If you don’t need a local copy, Reddit user fhoffa has loaded most of it into Google BigQuery for anyone to use.
If you have an account over there, then as Tableau now has a native BigQuery connector you can visualise it directly in Tableau – which Mr Hoffa has indeed done and shared with the world at Tableau Public.
Although you get a certain amount of uploading and usage from BigQuery for free, you will most likely need a paid account to integrate it directly into a Tableau (or equivalent) project like this, as you’ll want to create a BigQuery dataset to connect Tableau to.
However, if you only need to run some SQL on the freely available dataset to get some output – which you can then manually download and integrate into whatever you like – your free monthly allowance of BigQuery usage might well be enough.
Here’s the link to the data in BigQuery – at least one of the tables.
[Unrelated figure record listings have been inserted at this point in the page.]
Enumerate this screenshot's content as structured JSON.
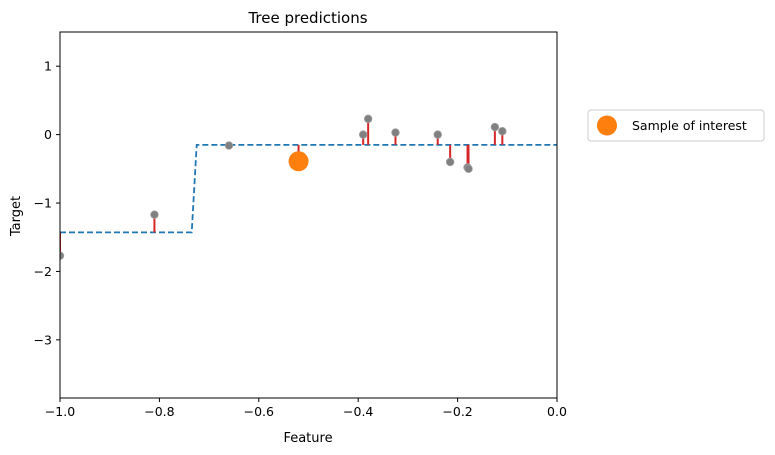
{
  "chart_data": {
    "type": "scatter",
    "title": "Tree predictions",
    "xlabel": "Feature",
    "ylabel": "Target",
    "xlim": [
      -1.0,
      0.0
    ],
    "ylim": [
      -3.85,
      1.5
    ],
    "xticks": [
      -1.0,
      -0.8,
      -0.6,
      -0.4,
      -0.2,
      0.0
    ],
    "xtick_labels": [
      "−1.0",
      "−0.8",
      "−0.6",
      "−0.4",
      "−0.2",
      "0.0"
    ],
    "yticks": [
      1,
      0,
      -1,
      -2,
      -3
    ],
    "ytick_labels": [
      "1",
      "0",
      "−1",
      "−2",
      "−3"
    ],
    "grid": false,
    "colors": {
      "points": "#808080",
      "residuals": "#d62728",
      "prediction": "#1f77b4",
      "sample": "#ff7f0e"
    },
    "points": [
      {
        "x": -1.0,
        "y": -1.77
      },
      {
        "x": -0.81,
        "y": -1.17
      },
      {
        "x": -0.66,
        "y": -0.16
      },
      {
        "x": -0.39,
        "y": 0.0
      },
      {
        "x": -0.38,
        "y": 0.23
      },
      {
        "x": -0.325,
        "y": 0.03
      },
      {
        "x": -0.24,
        "y": 0.0
      },
      {
        "x": -0.215,
        "y": -0.4
      },
      {
        "x": -0.18,
        "y": -0.48
      },
      {
        "x": -0.178,
        "y": -0.5
      },
      {
        "x": -0.125,
        "y": 0.11
      },
      {
        "x": -0.11,
        "y": 0.05
      }
    ],
    "prediction": {
      "series_type": "step",
      "style": "dashed",
      "x": [
        -1.0,
        -0.735,
        -0.725,
        0.0
      ],
      "y": [
        -1.43,
        -1.43,
        -0.15,
        -0.15
      ]
    },
    "sample_of_interest": {
      "x": -0.52,
      "y": -0.39,
      "prediction": -0.15
    },
    "legend": {
      "placement": "outside-right",
      "entries": [
        {
          "label": "Sample of interest"
        }
      ]
    }
  }
}
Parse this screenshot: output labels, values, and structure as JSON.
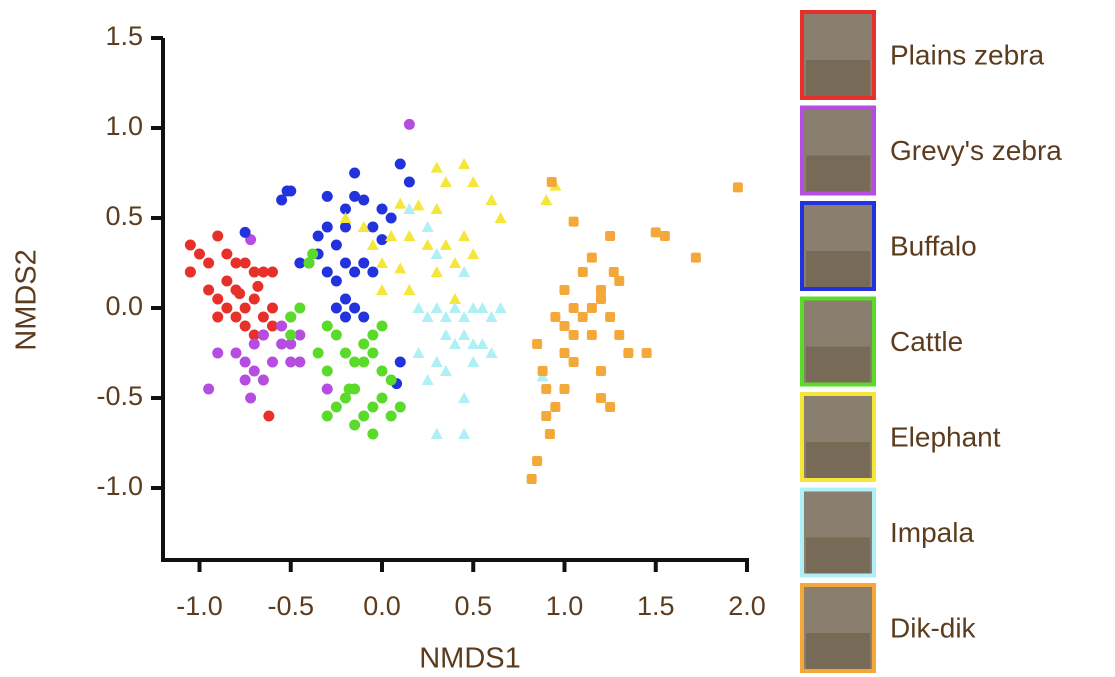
{
  "chart_data": {
    "type": "scatter",
    "xlabel": "NMDS1",
    "ylabel": "NMDS2",
    "xlim": [
      -1.2,
      2.0
    ],
    "ylim": [
      -1.4,
      1.5
    ],
    "xticks": [
      {
        "value": -1,
        "label": "-1.0"
      },
      -0.5,
      {
        "value": 0,
        "label": "0.0"
      },
      0.5,
      {
        "value": 1,
        "label": "1.0"
      },
      1.5,
      {
        "value": 2,
        "label": "2.0"
      }
    ],
    "yticks": [
      {
        "value": -1,
        "label": "-1.0"
      },
      -0.5,
      {
        "value": 0,
        "label": "0.0"
      },
      0.5,
      {
        "value": 1,
        "label": "1.0"
      },
      1.5
    ],
    "grid": false,
    "series": [
      {
        "name": "Plains zebra",
        "color": "#e8302a",
        "marker": "circle",
        "x": [
          -1.05,
          -1.05,
          -1.0,
          -0.95,
          -0.9,
          -0.85,
          -0.8,
          -0.75,
          -0.7,
          -0.65,
          -0.6,
          -0.95,
          -0.9,
          -0.85,
          -0.8,
          -0.75,
          -0.7,
          -0.65,
          -0.6,
          -0.8,
          -0.9,
          -0.75,
          -0.7,
          -0.65,
          -0.6,
          -1.05,
          -0.85,
          -0.62,
          -0.78,
          -0.68
        ],
        "y": [
          0.35,
          0.2,
          0.3,
          0.25,
          0.4,
          0.3,
          0.25,
          0.25,
          0.2,
          0.2,
          0.2,
          0.1,
          0.05,
          0.0,
          0.1,
          0.0,
          0.05,
          -0.05,
          -0.1,
          -0.05,
          -0.05,
          -0.1,
          -0.15,
          -0.15,
          0.0,
          0.2,
          0.15,
          -0.6,
          0.08,
          0.12
        ]
      },
      {
        "name": "Grevy's zebra",
        "color": "#b44de0",
        "marker": "circle",
        "x": [
          0.15,
          -0.72,
          -0.95,
          -0.9,
          -0.8,
          -0.75,
          -0.7,
          -0.7,
          -0.65,
          -0.55,
          -0.5,
          -0.5,
          -0.55,
          -0.5,
          -0.45,
          -0.72,
          -0.3,
          -0.65,
          -0.6,
          -0.45,
          -0.75
        ],
        "y": [
          1.02,
          0.38,
          -0.45,
          -0.25,
          -0.25,
          -0.3,
          -0.35,
          -0.2,
          -0.15,
          -0.2,
          -0.2,
          -0.3,
          -0.1,
          -0.05,
          -0.15,
          -0.5,
          -0.45,
          -0.4,
          -0.3,
          -0.3,
          -0.4
        ]
      },
      {
        "name": "Buffalo",
        "color": "#2233dd",
        "marker": "circle",
        "x": [
          -0.55,
          -0.52,
          -0.5,
          -0.3,
          -0.2,
          -0.15,
          -0.1,
          -0.15,
          0.1,
          0.15,
          -0.3,
          -0.35,
          -0.25,
          -0.2,
          -0.05,
          0.0,
          0.05,
          -0.35,
          -0.4,
          -0.45,
          -0.3,
          -0.25,
          -0.2,
          -0.15,
          -0.1,
          -0.05,
          -0.2,
          -0.25,
          -0.15,
          -0.1,
          -0.2,
          -0.75,
          0.08,
          0.1,
          0.0
        ],
        "y": [
          0.6,
          0.65,
          0.65,
          0.62,
          0.55,
          0.62,
          0.6,
          0.75,
          0.8,
          0.7,
          0.45,
          0.4,
          0.35,
          0.45,
          0.45,
          0.55,
          0.5,
          0.3,
          0.25,
          0.25,
          0.2,
          0.15,
          0.25,
          0.2,
          0.25,
          0.2,
          0.05,
          0.0,
          0.0,
          -0.05,
          -0.05,
          0.42,
          -0.42,
          -0.3,
          0.38
        ]
      },
      {
        "name": "Cattle",
        "color": "#5adb2a",
        "marker": "circle",
        "x": [
          -0.45,
          -0.5,
          -0.4,
          -0.38,
          -0.3,
          -0.25,
          -0.2,
          -0.15,
          -0.1,
          -0.05,
          0.0,
          -0.05,
          -0.1,
          -0.15,
          -0.2,
          -0.25,
          -0.3,
          -0.1,
          -0.05,
          0.0,
          0.05,
          0.1,
          -0.05,
          -0.15,
          -0.35,
          -0.3,
          -0.5,
          0.0,
          0.05,
          -0.18
        ],
        "y": [
          0.0,
          -0.05,
          0.25,
          0.3,
          -0.1,
          -0.15,
          -0.25,
          -0.3,
          -0.2,
          -0.15,
          -0.1,
          -0.25,
          -0.3,
          -0.45,
          -0.5,
          -0.55,
          -0.6,
          -0.6,
          -0.55,
          -0.5,
          -0.6,
          -0.55,
          -0.7,
          -0.65,
          -0.25,
          -0.35,
          -0.15,
          -0.35,
          -0.4,
          -0.45
        ]
      },
      {
        "name": "Elephant",
        "color": "#f5e63a",
        "marker": "triangle",
        "x": [
          0.3,
          0.45,
          0.35,
          0.5,
          0.6,
          0.65,
          0.9,
          0.95,
          0.1,
          0.2,
          0.3,
          -0.2,
          -0.1,
          -0.05,
          0.05,
          0.15,
          0.25,
          0.35,
          0.45,
          0.5,
          0.0,
          0.1,
          0.3,
          0.4,
          0.15,
          0.0,
          0.4
        ],
        "y": [
          0.78,
          0.8,
          0.7,
          0.7,
          0.6,
          0.5,
          0.6,
          0.68,
          0.58,
          0.57,
          0.55,
          0.5,
          0.45,
          0.35,
          0.4,
          0.4,
          0.35,
          0.35,
          0.4,
          0.3,
          0.25,
          0.22,
          0.2,
          0.25,
          0.1,
          0.1,
          0.05
        ]
      },
      {
        "name": "Impala",
        "color": "#aef0f5",
        "marker": "triangle",
        "x": [
          0.15,
          0.25,
          0.3,
          0.45,
          0.2,
          0.25,
          0.3,
          0.35,
          0.4,
          0.45,
          0.5,
          0.55,
          0.6,
          0.65,
          0.35,
          0.4,
          0.45,
          0.5,
          0.55,
          0.6,
          0.3,
          0.35,
          0.25,
          0.45,
          0.3,
          0.45,
          0.88,
          0.2,
          0.5
        ],
        "y": [
          0.55,
          0.45,
          0.3,
          0.2,
          0.0,
          -0.05,
          0.0,
          -0.05,
          0.0,
          -0.05,
          0.0,
          0.0,
          -0.05,
          0.0,
          -0.15,
          -0.2,
          -0.15,
          -0.2,
          -0.2,
          -0.25,
          -0.3,
          -0.35,
          -0.4,
          -0.5,
          -0.7,
          -0.7,
          -0.38,
          -0.25,
          -0.3
        ]
      },
      {
        "name": "Dik-dik",
        "color": "#f5a83a",
        "marker": "square",
        "x": [
          1.95,
          0.93,
          1.05,
          1.25,
          1.5,
          1.55,
          1.72,
          1.1,
          1.15,
          1.2,
          1.27,
          1.3,
          1.0,
          1.05,
          1.1,
          1.15,
          1.25,
          1.2,
          0.95,
          1.0,
          1.05,
          1.15,
          1.3,
          1.35,
          1.45,
          0.85,
          1.0,
          1.05,
          1.2,
          0.9,
          0.95,
          0.9,
          0.92,
          0.85,
          0.82,
          1.2,
          1.25,
          0.88,
          1.0
        ],
        "y": [
          0.67,
          0.7,
          0.48,
          0.4,
          0.42,
          0.4,
          0.28,
          0.2,
          0.28,
          0.1,
          0.2,
          0.15,
          0.1,
          0.0,
          -0.05,
          0.0,
          -0.05,
          0.05,
          -0.05,
          -0.1,
          -0.15,
          -0.15,
          -0.15,
          -0.25,
          -0.25,
          -0.2,
          -0.25,
          -0.3,
          -0.35,
          -0.45,
          -0.55,
          -0.6,
          -0.7,
          -0.85,
          -0.95,
          -0.5,
          -0.55,
          -0.35,
          -0.45
        ]
      }
    ]
  }
}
You’ll see the rest in the interface on the left as per this screenshot:
You can then run some BigQuery SQL over it using the web interface – for free, up to a point, and retrieve whichever results you need.
SELECT * FROM [fh-bigquery:reddit_comments.2007] LIMIT 10
will give you 10 Reddit comments from (surprise surprise) 2007.
As you can see on the bottom right, you can save results into a BigQuery table (this requires a dataset for which you need to enable billing on your BigQuery account) or download as CSV / JSON to do whatever you want with.